Syria army defectors say U.S. strikes could kill Assad opponents

(Reuters) – Military sites in Syria are packed with soldiers who have been effectively imprisoned by their superiors due to doubts about their loyalty, ex-soldiers say, making them possible casualties in any US-led air strikes.

Thousands of loyal security forces and militia, meanwhile, have moved into schools and residential buildings in Damascus, mixing with the civilian population in the hope of escaping a Western strike, according to residents and opposition activists.

US President Barack Obama says a “tailored, limited” strike would send a strong message to Syrian President Bashar al-Assad that use of chemical weapons cannot be tolerated after an alleged attack last week killed hundreds of people.

Officials in Washington, rejecting comparisons with the 2003 US-led invasion of Iraq, say any campaign would likely include cruise missiles from US ships in the Mediterranean, last only days and target military installations including air defenses.

They may, however, involve casualties among the Sunni Muslim majority that has led the revolt against Assad.

Some military and security bases are used as prisons for civilian detainees, human rights groups say, and rebels who have fled their posts say many soldiers of a low rank are imprisoned on military sites because they are Sunnis.

Most of the commanding officers are from Assad’s Alawite sect, an off-shoot of Shi’ite Islam, and fear their subordinates will defect, flee their posts or coordinate with rebel units, defectors say.

“Some soldiers are physically locked up in rooms and others are given small jobs to do around the base but their weapons are taken from them. They are not taken out of the base,” said an ex-soldier who, until three months ago, worked at an artillery base on the outskirts of Damascus.

He said he was able to flee his post after he became ill and was taken to hospital, where he escaped and hoped his superiors would not report his disappearance due to the chaos of war.

The man, who spoke by telephone, asked to remain anonymous to protect his family who live in government-held territory. He said that trapped soldiers would likely die in military strikes.

Also asking to remain anonymous, a rebel from the northern province of Idlib said his unit was allowed to exit the barracks to fight on the frontlines of Aleppo, but under duress and the threat of execution for desertion.

“One day I was fighting and I was separated from my unit. The revolutionaries called out to me and I crossed over to them.” “I am worried that the strikes will hit the imprisoned soldiers,” he said, but added that he also hoped a strike on Assad’s military would prevent further deaths.

One former senior US official said reports of Syrian soldiers being held by their superiors as possible human shields underscored the importance of choosing the appropriate targets for cruise missile strikes.

“It is a really hard problem,” said the former official. “Any strikes will be claimed by the regime to have killed innocents or the wrong people.”
Since civil war broke out in 2011, conscripts have no longer been allowed to take annual leave and their two-year military service has been extended indefinitely, defectors say.

The army would rather incur the cost of imprisoning Sunni soldiers than run the risk of defection, say rebels, who estimate thousands of Syrian Sunnis are held at military sites. Many talk of a brother, friend or family member who has not been heard from and is suspected of being trapped.

It was not clear whether the bases where they say soldiers are held included possible U.S. targets, and Pentagon officials were not immediately available for comment. The US military says it works hard to avoid civilian and unintended casualties.

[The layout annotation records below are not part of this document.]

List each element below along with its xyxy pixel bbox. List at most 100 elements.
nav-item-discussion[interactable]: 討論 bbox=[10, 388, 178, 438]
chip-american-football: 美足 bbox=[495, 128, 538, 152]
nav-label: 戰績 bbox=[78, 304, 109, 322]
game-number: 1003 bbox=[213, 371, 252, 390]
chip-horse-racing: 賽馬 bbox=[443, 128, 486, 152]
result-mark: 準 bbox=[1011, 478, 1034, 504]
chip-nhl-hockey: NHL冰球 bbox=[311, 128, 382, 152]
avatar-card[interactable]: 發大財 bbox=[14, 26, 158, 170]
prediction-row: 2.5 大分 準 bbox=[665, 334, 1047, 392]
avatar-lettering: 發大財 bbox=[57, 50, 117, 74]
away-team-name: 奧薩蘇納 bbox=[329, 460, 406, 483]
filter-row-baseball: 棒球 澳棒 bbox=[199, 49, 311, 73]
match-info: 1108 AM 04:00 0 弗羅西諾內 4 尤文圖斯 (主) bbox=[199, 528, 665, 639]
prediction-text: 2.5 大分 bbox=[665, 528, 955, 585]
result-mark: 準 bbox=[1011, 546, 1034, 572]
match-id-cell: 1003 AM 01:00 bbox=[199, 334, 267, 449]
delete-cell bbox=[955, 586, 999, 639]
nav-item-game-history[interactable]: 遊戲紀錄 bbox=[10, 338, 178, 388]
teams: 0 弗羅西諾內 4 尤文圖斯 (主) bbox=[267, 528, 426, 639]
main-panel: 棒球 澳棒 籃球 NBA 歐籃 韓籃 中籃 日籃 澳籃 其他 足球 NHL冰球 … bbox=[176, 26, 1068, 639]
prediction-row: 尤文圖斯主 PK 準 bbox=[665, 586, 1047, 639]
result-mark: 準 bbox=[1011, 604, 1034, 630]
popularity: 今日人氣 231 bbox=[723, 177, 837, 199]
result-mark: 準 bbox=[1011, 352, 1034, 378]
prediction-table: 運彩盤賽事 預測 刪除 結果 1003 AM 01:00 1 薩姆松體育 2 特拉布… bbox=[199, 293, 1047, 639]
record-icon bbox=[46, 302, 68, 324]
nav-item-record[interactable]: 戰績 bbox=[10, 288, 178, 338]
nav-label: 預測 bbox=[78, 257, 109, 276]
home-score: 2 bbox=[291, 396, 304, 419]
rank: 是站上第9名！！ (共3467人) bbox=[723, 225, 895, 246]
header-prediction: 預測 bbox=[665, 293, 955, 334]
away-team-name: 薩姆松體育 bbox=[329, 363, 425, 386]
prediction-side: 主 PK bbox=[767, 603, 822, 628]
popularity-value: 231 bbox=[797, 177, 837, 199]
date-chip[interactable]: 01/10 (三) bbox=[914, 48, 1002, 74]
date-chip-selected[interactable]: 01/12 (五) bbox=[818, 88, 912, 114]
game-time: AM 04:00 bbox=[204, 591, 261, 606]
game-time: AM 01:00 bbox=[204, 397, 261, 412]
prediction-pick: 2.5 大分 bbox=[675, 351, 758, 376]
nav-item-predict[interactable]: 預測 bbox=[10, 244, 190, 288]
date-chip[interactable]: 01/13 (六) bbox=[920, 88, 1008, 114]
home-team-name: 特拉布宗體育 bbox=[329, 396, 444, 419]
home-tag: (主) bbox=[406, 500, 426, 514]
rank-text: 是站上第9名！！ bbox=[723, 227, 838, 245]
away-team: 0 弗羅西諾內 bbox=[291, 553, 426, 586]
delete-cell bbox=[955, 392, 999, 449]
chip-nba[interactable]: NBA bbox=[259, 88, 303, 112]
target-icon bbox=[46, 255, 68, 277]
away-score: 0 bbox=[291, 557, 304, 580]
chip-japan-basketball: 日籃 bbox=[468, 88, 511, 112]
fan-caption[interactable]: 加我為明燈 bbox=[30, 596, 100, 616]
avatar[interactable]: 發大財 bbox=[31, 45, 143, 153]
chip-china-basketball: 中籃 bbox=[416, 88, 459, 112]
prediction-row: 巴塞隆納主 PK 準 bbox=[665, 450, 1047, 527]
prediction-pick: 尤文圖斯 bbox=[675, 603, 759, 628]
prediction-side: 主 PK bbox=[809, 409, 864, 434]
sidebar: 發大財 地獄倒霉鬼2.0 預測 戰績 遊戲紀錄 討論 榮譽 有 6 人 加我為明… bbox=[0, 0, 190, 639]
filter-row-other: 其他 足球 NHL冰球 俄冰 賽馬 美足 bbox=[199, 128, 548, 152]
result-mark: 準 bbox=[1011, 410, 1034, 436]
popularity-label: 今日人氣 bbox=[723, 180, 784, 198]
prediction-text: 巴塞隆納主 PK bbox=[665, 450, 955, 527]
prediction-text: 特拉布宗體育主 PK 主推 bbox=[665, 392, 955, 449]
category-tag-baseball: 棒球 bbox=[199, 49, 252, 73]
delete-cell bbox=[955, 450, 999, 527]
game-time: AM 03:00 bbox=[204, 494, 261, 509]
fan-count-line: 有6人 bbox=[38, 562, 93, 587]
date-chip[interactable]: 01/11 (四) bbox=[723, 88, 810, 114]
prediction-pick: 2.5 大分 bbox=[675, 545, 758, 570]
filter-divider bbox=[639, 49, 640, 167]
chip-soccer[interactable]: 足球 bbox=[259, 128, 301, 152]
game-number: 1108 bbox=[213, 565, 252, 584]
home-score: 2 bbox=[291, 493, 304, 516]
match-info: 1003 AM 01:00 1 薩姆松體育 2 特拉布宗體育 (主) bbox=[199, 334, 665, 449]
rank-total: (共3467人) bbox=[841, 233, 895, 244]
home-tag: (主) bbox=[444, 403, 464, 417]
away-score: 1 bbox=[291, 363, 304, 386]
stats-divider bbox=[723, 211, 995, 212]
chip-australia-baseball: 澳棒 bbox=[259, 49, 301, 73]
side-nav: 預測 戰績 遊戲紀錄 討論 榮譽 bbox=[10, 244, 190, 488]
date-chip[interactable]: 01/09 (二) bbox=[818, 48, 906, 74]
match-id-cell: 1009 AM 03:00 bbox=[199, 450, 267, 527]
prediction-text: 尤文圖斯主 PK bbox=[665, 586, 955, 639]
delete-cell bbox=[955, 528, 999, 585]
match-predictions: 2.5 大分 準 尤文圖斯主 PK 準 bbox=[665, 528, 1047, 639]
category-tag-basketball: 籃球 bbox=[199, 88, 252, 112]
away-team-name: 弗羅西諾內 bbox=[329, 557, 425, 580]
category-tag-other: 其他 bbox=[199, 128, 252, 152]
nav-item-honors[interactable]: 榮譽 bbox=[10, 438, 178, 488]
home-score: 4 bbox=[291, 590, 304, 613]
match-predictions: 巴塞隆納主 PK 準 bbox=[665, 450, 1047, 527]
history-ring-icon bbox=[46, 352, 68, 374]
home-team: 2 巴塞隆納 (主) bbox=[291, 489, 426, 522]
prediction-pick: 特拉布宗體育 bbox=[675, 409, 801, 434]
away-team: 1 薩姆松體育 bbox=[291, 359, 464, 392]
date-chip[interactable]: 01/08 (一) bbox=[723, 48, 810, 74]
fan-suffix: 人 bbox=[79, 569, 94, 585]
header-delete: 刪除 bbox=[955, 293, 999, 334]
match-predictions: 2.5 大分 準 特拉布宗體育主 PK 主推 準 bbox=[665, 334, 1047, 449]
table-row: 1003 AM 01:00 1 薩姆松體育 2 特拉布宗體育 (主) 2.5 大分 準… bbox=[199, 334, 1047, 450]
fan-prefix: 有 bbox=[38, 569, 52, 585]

Opposition activists say that in anticipation of US strikes, the army has started moving personnel and military equipment, including Scud missiles, to protect supplies.
Many of those working in secret police compounds that dominate the capital have also moved – into schools and civilian buildings, residents, diplomats and opposition activists said.

A woman living in the western Kfar Souseh district, which is home to Military Intelligence and other security compounds, said security personnel armed with AK-47s rifles and carrying radios had taken up residence in the basement of her apartment block.